Honestly, I wasn’t expecting very much from the therapy at Children’s. I was so tired of trying to figure out what was wrong. The pain had taken a toll on my emotions, and I was incredibly depressed and discouraged, despite my best attempts to try to find good in my injury.
But wow, my opinion changed after evaluation.
I can’t tell you how much therapy, and my new physical therapist, blessed me. What still makes me smile and wonder at God’s goodness is how my “I’m doing fine” mask just didn’t work there.
I tried to hide my depression and sadness and self-hatred. I got very good and natural at it. But literally not more than 2 weeks into therapy, my physical therapist was commenting left and right, “Michelle, you don’t give yourself any credit! You are doing very well! Michelle, think positive. Your last therapy experience must have traumatized you. You answered more questions about that exercise than I would have even thought to ask.”
I laughed so much there, and thankfully, in the end, was not whining and complaining about having to lower my ballerina-dignity to do pre-pilates exercises. Back pain still wasn’t fun, but I received the encouragement to bear it with joy.
And no, my back still is not better, but God is still my Healer. I’m learning patience, slowly but surely. It’s been nearly 11 months since it started hurting.
My frustration in an exercise that seemed easy but hurt my back was all rooted in that. I wanted to be strong enough, exceptionally strong. Not weak and helpless and constantly saying, “Oops! I can’t walk for more than a mile, my back hurts.”
“Sorry, I can’t scrub floors right now.”
“I need another break from my research paper. Sitting hurts so much.”
“I still can’t dance!”
The worst was when I was teaching my kindergarten class at church and I couldn’t run with, play with, or carry them.

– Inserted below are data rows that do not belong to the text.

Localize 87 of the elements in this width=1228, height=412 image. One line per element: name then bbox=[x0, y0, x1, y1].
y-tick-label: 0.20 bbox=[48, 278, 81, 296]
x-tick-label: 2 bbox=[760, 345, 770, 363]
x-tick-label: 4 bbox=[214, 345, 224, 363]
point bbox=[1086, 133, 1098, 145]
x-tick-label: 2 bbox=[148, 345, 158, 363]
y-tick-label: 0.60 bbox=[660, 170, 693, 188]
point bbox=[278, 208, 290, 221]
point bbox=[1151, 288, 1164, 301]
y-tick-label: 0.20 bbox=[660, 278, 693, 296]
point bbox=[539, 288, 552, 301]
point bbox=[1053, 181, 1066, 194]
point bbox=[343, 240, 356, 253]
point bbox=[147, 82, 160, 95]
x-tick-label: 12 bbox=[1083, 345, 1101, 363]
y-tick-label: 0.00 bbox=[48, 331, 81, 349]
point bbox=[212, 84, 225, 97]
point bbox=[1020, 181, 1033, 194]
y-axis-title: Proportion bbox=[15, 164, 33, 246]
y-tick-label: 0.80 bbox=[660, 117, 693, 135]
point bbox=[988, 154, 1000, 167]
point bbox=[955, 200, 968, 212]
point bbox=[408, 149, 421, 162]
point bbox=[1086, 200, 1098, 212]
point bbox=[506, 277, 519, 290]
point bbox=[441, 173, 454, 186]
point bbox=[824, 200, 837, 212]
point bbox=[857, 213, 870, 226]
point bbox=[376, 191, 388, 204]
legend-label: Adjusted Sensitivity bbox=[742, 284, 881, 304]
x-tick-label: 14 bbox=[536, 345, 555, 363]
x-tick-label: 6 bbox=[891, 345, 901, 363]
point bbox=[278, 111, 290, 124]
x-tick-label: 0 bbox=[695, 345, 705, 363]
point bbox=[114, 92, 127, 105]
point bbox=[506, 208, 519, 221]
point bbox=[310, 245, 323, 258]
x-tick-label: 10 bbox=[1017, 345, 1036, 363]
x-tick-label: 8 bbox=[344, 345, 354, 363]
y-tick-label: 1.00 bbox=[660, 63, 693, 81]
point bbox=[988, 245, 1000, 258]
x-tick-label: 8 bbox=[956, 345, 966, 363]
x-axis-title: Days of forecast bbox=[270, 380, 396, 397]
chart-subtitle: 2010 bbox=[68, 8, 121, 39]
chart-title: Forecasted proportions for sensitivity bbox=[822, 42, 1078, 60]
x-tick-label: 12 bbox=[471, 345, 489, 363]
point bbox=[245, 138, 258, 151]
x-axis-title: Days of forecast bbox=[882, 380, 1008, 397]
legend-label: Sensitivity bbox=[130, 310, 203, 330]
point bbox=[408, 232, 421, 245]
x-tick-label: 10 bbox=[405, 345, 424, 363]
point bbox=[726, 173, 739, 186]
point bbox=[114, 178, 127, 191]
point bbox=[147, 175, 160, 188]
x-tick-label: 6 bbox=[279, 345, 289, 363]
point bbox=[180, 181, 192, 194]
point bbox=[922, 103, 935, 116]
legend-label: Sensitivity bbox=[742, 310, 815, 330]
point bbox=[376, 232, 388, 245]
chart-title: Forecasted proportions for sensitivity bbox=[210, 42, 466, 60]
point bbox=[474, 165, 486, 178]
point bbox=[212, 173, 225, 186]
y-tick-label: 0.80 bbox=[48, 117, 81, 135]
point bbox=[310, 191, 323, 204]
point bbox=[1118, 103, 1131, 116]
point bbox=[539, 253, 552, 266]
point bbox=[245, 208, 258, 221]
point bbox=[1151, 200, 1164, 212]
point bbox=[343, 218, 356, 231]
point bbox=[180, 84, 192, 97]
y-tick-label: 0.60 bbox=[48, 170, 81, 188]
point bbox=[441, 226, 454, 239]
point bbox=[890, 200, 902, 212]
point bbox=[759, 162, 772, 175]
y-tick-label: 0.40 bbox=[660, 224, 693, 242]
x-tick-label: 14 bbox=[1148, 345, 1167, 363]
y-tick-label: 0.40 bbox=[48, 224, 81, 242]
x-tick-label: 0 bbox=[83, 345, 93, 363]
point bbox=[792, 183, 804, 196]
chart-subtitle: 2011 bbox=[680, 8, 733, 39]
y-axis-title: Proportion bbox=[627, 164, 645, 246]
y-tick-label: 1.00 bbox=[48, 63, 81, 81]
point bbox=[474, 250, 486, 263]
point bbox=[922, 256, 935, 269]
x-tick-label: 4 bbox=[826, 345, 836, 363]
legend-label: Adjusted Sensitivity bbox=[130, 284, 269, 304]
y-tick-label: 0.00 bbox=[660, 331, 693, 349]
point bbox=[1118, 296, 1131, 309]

All of it was learning to give up, to accept weakness. And I’m not saying that we shouldn’t work to improve or overcome a weakness in our lives. We totally should. But there are times when we strive to be who we aren’t, who we weren’t meant to be at the moment, and it’s a mess.
And moaning about not being perfect at the beginning, or even the middle of the journey, is pointless. Instead, we need to press on to the goal amidst what we deem as setbacks.
So what has physical therapy taught me? To think positive. To see pain as a new adventure and learning experience. To be very patient through the pain. But also to say that it’s okay to be broken.
And knowing how much my physical therapy experience here at Children’s has helped me, I’m excited to love other people as a physical therapist, people who probably had so much more to lose in a sports-related injury than I did. To love them and encourage them and to remind them that healing takes time and that even that the process of healing is beautiful.
Just like my physical therapist at Akron Children’s did for me. I am so, so excited!